Applying the AFN Formula
The AFN formula is expressed as:
AFN = (A/S0) ΔS - (L/S0) ΔS - MS1(1 - POR)
Where:
- A*/S0 = Assets required per dollar of sales in the current year.
- L*/S0 = Spontaneous liabilities per dollar of sales in the current year.
- ΔS = Change in sales
- M = Profit margin = 4% or 0.04
- S1 = Projected sales for 2020
- POR = Payout ratio = 75% or 0.75
Step 1: Calculate projected sales (S1): $8.97 million.
Step 2: Determine assets needed (A*/S0):
- Assets at the end of 2019: $2 million
- Assets per dollar of sales: $2 million / $7.8 million ≈ 0.2564
Step 3: Determine spontaneous liabilities (L*/S0):
- Spontaneous liabilities at end of 2019: $1.4 million
- Liabilities per dollar of sales: $1.4 million / $7.8 million ≈ 0.1795
Step 4: Calculate ΔS:
- ΔS = $8.97 million - $7.8 million = $1.17 million
Step 5: Compute AFN:
AFN = (0.2564)(1.17) - (0.1795)(1.17) - 0.04 8.97 (1 - 0.75)
= 0.3002 - 0.2102 - 0.0897
= - (0.0003)
The slight negative value suggests that the spontaneous financing and retained earnings will largely cover the projected sales growth, with a negligible external financing need.

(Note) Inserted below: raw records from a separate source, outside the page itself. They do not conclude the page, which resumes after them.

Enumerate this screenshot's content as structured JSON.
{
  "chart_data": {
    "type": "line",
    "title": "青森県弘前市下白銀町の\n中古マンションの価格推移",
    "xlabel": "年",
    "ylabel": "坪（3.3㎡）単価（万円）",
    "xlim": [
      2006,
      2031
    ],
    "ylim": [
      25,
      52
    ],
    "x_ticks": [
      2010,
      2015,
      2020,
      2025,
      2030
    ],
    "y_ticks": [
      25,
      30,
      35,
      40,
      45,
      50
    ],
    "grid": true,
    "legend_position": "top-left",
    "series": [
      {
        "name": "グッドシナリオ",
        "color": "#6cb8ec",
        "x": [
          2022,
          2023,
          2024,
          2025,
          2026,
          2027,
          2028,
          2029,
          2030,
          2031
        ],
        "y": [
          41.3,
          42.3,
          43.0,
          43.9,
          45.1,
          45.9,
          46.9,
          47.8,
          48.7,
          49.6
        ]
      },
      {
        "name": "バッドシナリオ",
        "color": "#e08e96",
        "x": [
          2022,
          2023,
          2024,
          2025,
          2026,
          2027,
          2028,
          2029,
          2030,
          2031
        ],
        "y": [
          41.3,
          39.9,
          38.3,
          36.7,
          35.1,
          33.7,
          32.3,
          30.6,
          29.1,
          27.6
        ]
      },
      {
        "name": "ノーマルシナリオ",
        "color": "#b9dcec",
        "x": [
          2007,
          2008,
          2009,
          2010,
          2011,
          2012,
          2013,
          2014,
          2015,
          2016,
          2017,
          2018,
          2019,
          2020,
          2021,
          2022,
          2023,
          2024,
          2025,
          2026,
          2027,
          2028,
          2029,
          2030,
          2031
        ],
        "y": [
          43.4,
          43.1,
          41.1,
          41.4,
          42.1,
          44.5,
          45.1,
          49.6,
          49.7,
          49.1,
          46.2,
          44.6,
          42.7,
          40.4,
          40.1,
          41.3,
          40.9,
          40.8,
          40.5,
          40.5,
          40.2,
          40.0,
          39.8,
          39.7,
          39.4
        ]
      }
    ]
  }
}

Rounding to the nearest dollar yields an external funds needed of approximately $0.
Conclusion
The application of the AFN methodology indicates Broussard Skateboards is nearly self-financing for the planned sales increase, with minimal to no external funding required. This result aligns with the company's current asset and liability structure, sales growth, and profit policies, highlighting the importance of internal financing mechanisms during moderate growth periods.